Hit settings and the Storage & USB and you should see the SD card and its usage in addition to the internal storage.

Use any File Manager and you should be able to view the filing systems of both the internal and external storages.


----------



## moose69 (Aug 20, 2003)

Hi thanks for your reply
The card is not being picked up in Storage & USB or in file manager. I have checked the card in my laptop and it is working . I also tried a brand new working card and it is not registering either. The problem occured after the upgrade to Marshmallow 6.01.

moose69


----------



## saikee (Jun 11, 2004)

What is the size of the MicroSD card? Has it been formatted by Android?

Memory cards up to 32GB are factory formatted to Fat32 but above this size the filing system is exFat which Android cannot use because it is proprietary. You need to let Android to format it to Fat32 before it can be used.

If it isn't to do with the card's filing system and the card can be read and written in Windows then the update may be faulty.


----------



## moose69 (Aug 20, 2003)

The original card was working before the upgrade.

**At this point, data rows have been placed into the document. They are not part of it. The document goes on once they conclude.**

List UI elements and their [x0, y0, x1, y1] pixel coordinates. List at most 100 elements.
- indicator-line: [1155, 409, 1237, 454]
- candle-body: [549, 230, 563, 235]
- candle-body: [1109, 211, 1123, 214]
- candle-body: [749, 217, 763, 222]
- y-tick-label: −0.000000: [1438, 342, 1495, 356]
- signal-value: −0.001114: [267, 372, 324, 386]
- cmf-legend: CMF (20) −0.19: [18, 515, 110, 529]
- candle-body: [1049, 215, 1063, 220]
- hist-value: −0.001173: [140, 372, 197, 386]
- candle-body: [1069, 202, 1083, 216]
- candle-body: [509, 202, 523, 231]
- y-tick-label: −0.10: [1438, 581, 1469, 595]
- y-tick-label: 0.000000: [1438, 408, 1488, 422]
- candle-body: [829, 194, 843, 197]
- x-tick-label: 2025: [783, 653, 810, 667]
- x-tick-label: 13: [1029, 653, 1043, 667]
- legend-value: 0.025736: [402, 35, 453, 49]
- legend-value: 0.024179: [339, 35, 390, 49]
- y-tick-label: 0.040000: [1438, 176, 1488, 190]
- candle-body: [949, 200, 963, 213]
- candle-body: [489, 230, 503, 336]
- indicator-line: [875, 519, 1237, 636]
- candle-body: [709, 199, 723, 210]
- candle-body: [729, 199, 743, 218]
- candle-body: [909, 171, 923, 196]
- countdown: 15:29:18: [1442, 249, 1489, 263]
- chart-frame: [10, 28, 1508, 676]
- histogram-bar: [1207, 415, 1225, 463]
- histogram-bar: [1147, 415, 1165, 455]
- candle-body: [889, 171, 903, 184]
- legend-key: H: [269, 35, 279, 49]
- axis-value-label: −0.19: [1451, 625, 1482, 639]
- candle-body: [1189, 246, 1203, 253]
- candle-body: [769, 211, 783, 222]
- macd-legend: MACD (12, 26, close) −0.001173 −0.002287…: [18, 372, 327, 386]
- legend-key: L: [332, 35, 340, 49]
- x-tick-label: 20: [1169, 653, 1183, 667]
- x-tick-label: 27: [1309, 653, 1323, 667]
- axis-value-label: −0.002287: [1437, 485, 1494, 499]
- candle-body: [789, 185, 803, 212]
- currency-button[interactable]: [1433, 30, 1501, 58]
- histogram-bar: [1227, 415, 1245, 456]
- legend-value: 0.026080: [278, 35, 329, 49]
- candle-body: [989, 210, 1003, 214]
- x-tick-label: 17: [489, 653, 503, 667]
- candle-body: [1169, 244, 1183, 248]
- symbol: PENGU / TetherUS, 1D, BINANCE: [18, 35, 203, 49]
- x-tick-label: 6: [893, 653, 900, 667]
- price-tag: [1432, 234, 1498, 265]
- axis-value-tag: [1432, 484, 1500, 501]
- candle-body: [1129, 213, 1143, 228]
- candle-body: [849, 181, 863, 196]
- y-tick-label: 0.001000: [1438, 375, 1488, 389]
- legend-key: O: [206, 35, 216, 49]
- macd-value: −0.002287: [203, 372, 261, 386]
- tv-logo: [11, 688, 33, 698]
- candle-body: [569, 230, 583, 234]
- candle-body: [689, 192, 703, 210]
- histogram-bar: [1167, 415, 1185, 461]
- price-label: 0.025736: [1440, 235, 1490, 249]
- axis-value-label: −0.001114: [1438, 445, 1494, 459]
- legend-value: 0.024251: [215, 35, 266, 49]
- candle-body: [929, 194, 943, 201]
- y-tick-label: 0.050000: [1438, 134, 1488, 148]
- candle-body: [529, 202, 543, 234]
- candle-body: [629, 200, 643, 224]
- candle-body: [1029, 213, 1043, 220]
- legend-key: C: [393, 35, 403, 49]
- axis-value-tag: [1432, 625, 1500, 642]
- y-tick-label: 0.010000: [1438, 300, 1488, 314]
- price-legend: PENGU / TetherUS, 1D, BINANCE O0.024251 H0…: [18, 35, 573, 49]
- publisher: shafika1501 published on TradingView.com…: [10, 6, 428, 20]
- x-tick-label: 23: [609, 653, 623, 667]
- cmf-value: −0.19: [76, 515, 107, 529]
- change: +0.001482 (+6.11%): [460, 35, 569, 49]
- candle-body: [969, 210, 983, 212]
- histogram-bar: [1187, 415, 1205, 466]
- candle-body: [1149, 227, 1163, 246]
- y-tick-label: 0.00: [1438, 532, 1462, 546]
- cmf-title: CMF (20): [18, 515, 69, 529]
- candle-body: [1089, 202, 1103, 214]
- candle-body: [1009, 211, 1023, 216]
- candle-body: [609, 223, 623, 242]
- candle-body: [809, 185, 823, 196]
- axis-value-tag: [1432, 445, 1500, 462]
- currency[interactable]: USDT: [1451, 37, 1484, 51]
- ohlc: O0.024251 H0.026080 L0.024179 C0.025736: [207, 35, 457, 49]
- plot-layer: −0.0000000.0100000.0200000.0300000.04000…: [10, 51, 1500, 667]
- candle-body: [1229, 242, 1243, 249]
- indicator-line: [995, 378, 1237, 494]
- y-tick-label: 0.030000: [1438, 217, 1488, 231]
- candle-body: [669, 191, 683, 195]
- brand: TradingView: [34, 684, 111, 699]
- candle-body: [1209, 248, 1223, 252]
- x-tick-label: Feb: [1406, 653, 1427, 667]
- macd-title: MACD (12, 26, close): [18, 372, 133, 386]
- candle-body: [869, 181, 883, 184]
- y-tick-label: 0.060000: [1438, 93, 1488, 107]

It is 32gb fat 32. The new card is the same. I'm pretty sure the fault is with the upgrade. Is there any remedy short of a factory reset?¿​


----------



## saikee (Jun 11, 2004)

I agree a factory rest seems to be the only reliable way. Just connect the phone to a PC to download your valuable data and do a soft rest (Settings/Backup & reset/Factory data rest).


----------



## moose69 (Aug 20, 2003)

Should I be connected to the PC during the reset? Also is it possible to backup all my apps to the pc


----------



## saikee (Jun 11, 2004)

The only positive feature of hooking a smart phone to a PC is to have the battery charged up all the time. I prefer the phone resetting on its own as long as it has enough juice in the battery. Keep it simple.

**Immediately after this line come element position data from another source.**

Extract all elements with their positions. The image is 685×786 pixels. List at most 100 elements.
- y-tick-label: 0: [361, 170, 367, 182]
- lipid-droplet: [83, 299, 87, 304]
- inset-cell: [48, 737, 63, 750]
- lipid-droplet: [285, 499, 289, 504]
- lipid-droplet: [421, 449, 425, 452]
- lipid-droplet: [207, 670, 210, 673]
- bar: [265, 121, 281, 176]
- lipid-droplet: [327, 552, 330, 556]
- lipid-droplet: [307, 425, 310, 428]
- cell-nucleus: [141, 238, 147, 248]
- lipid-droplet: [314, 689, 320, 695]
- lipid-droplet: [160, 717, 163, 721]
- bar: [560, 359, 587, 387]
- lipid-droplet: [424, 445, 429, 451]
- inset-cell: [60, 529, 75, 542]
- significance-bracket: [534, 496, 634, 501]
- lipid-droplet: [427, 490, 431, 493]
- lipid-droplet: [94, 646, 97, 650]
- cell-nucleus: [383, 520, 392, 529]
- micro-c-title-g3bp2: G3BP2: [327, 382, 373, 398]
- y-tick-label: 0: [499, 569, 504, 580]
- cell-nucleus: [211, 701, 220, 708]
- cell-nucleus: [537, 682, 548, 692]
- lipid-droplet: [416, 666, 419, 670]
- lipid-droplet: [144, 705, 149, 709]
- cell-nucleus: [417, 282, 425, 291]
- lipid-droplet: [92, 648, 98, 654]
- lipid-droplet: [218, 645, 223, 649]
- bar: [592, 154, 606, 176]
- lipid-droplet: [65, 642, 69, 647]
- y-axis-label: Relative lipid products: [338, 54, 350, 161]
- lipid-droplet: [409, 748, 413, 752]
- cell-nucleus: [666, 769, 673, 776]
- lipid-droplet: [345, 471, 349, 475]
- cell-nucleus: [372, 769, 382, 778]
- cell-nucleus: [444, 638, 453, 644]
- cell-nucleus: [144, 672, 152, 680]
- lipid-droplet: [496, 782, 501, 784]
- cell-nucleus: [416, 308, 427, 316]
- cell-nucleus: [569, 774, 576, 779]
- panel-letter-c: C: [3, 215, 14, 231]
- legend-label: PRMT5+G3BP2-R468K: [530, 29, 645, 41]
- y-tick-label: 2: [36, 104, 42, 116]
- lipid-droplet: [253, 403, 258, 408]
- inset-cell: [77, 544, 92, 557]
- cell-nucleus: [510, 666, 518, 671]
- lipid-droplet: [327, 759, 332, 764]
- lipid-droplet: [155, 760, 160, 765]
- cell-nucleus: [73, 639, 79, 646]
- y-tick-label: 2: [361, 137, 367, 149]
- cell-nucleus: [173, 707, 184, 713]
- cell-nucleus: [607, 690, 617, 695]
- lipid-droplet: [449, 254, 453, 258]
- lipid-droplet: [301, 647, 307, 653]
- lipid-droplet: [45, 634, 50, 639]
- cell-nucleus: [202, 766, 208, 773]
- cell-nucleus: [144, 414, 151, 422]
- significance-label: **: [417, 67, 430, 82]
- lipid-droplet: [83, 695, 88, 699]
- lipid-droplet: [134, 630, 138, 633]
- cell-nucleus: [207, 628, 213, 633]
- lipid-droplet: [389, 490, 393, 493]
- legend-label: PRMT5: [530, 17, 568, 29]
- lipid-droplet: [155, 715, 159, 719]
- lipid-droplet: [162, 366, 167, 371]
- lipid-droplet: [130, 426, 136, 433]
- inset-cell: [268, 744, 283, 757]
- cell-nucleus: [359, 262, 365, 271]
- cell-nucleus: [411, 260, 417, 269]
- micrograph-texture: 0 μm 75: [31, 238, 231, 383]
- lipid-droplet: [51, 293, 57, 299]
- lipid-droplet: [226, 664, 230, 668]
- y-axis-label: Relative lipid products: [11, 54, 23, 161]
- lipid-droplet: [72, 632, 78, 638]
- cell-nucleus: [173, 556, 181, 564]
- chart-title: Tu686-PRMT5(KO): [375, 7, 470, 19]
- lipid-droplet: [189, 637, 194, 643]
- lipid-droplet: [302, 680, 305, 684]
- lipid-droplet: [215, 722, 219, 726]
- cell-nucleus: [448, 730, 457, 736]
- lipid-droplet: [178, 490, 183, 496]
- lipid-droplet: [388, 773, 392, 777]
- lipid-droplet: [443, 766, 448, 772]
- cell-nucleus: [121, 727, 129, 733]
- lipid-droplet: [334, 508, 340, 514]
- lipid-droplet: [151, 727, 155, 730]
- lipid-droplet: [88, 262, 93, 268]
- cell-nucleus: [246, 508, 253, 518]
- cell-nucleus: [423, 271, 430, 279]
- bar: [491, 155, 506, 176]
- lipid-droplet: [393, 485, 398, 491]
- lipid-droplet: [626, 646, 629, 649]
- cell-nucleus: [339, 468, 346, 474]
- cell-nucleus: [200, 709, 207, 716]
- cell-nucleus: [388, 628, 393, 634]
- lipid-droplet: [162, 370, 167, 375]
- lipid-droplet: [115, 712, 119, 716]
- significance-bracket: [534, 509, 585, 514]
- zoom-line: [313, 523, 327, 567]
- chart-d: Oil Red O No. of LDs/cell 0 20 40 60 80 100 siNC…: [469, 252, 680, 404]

One can back up the apps but they have little value because they cannot be restored except some personal data and you need to know where they are. Some apps like WhatsApp allows you you back up the data using the Google drive and that is pretty sweet. Most apps like emails have the data stored by the vendors so no need to do any back up. The most common data needing backup are personal photos, videos and mp3 music. I have them stored in the memory card so no need to backing up except the latest photos/videos in DCIM directory of the phone. For Contacts I have imported everyone into gmail account so Google does the backup for me.


----------



## moose69 (Aug 20, 2003)

Thanks for the comprehensive response I'll try that then fingers crossed that all goes well


----------



## saikee (Jun 11, 2004)

There is an off chance that in upgrading the Android the new version starts to look at the owner of files in the SD card and denies the phone owner to access the data depending how the files were installed in the SD card. The short term cure in to install an App called ES file explorer as it recognises it and gives the phone owner a choice to mount it and use the card.

The long term solution is to change the ownership of the files in the card. Modern OSes are getting more secure so that could be the reason why your SD card suddenly not seen after the new update.


----------



## moose69 (Aug 20, 2003)

Hi the data reset did not work . With regard to the permissions I had tried a new sd card with nothing loaded and it was to recognised. The idea of using ES is and interesting one and I will try it out. I spoke to someone who suggested uninstalling the OS completely as it may have become corrupted in the installation process. I also saw somewhere on my google searches that Marshmallow can format the sd card to Android format so it becomes additional phone storage. I will have to get the sd recognised before I can test that.

Thanks for your help so far and apologies for not getting back sooner life intervened.

Take Care
moose69


----------